Dans un chat sur LeMonde.fr, Franck Jésus, chef du service observation, économie et évaluation à l'ADEME, estime que c'est l'anticipation de la hausse de la taxe carbone qui aura un effet incitatif sur les modes de consommation des énergies.

Par Laurence Caramel

Publié le 11 septembre 2009 à 12h17, modifié le 11 septembre 2009 à 12h17

Temps de Lecture 11 min.

Laurent: Excusez-moi, mais je ne suis pas certain d'avoir vraiment compris comment va "marcher" cette taxe et surtout comment elle peut m'inciter à consommer moins de CO2

En fait, la taxe carbone porte sur tous les combustibles d'origine fossile : gaz, charbon, fioul et carburants gasoil et super.Elle est proportionnelle au volume de ces gaz, en fonction des quantités de CO2 liées à leur utilisation. Quand on utilise 1 l de pétrole, on le brûle, et cela émet du CO2. La taxe sera fixe par rapport à chaque unité.

Par exemple pour 1 litre de super, ce sera 4 centimes, pour le diesel, environ 4,8 centimes. A chaque fois qu'un utilisateur utilisera un litre, il paiera cette taxe. Plus il utilise de litres, plus il paie de taxes, donc il est incité à en utiliser moins qu'auparavant. Et c'est pareil pour tous les autres combustibles fossiles.

chris: Un prix à la tonne de dioxyde de carbone rejeté aussi bas (17 euros) peut-il avoir une incidence sur les habitudes des Francais ?

Le prix à 17 euros a clairement moins d'incidence qu'un prix plus élevé. Mais on sait que ce prix va augmenter, donc c'est plus l'anticipation de cette augmentation qui va avoir un effet incitatif que le niveau initial, même si ce niveau initial aura un effet incitatif d'ores et déjà.

Si on prend un exemple, le remplacement d'une chaudière au fioul, on peut réduire le temps de retour sur investissement peut passer de 10 ans à 9 ans. Donc il y a un caractère incitatif.
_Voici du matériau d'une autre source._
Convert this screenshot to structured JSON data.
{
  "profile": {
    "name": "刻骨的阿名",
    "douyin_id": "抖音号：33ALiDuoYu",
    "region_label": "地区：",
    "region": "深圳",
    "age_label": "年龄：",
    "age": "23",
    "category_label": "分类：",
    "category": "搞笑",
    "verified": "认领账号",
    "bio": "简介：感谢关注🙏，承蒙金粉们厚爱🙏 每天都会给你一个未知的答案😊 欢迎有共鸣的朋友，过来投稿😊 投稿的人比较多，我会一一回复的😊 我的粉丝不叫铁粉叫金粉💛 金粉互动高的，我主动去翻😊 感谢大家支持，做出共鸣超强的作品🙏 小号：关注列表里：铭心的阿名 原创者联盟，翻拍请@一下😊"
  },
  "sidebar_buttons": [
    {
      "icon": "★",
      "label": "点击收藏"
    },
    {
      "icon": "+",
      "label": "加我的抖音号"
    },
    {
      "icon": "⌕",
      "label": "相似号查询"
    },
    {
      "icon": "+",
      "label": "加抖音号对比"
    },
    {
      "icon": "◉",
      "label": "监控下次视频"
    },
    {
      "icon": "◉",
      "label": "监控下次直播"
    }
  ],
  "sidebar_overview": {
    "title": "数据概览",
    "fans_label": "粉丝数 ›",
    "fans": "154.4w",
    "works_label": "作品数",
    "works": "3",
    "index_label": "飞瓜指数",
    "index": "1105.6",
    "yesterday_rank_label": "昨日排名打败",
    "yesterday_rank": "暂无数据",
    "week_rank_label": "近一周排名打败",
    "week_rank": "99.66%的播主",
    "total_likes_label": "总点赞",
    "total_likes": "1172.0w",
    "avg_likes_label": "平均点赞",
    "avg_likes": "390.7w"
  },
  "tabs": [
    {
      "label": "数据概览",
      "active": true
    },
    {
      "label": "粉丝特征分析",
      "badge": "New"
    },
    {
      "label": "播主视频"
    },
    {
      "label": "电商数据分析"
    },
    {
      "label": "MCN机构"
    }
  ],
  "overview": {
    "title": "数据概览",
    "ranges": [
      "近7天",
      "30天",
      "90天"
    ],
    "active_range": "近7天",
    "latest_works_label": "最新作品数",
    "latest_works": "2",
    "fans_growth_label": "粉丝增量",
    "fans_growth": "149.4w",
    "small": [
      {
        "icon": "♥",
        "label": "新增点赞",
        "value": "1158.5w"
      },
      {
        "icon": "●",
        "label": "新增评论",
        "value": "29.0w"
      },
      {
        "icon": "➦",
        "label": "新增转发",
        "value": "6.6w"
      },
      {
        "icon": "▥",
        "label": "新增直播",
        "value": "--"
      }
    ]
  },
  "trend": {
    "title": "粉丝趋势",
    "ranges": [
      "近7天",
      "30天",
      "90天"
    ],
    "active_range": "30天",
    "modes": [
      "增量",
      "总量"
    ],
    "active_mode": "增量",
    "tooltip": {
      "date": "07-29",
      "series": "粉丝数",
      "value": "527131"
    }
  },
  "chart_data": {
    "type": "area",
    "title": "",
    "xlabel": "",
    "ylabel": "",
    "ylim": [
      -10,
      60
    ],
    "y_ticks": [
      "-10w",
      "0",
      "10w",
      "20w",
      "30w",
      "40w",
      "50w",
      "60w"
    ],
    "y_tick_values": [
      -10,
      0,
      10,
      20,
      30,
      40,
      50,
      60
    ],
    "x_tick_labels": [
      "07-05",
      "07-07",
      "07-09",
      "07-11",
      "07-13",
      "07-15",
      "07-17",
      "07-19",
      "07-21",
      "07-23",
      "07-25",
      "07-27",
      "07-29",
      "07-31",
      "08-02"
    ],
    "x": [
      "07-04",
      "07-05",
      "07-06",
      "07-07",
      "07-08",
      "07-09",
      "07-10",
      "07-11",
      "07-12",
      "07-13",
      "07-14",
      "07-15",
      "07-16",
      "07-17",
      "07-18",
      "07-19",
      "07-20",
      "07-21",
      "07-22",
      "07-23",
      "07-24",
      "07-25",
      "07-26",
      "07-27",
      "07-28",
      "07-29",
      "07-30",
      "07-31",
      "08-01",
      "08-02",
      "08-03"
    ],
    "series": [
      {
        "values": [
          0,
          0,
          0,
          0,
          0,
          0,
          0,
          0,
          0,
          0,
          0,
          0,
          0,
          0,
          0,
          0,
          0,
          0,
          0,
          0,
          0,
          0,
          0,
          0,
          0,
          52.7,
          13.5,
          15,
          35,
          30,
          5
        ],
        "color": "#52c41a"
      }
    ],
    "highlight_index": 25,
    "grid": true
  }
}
Si les gens anticipent une augmentation, ce caractère incitatif va augmenter.

Autre exemple : le prix du carburant va peu augmenter, mais par rapport à une augmentation du pétrole, cette augmentation sera pérenne. Et face à une augmentation qui commence bas, les gens ont une capacité immédiate de réaction pour réduire un peu leur consommation de carburant, par exemple en levant le pied pour diminuer leur vitesse, en évitant les accélérations et décélérations trop brusques et trop fréquentes, en limitant certains déplacements sur de petites distances en voiture (la moitié des déplacements se font sur des distances qui mettent 5 mn à pied).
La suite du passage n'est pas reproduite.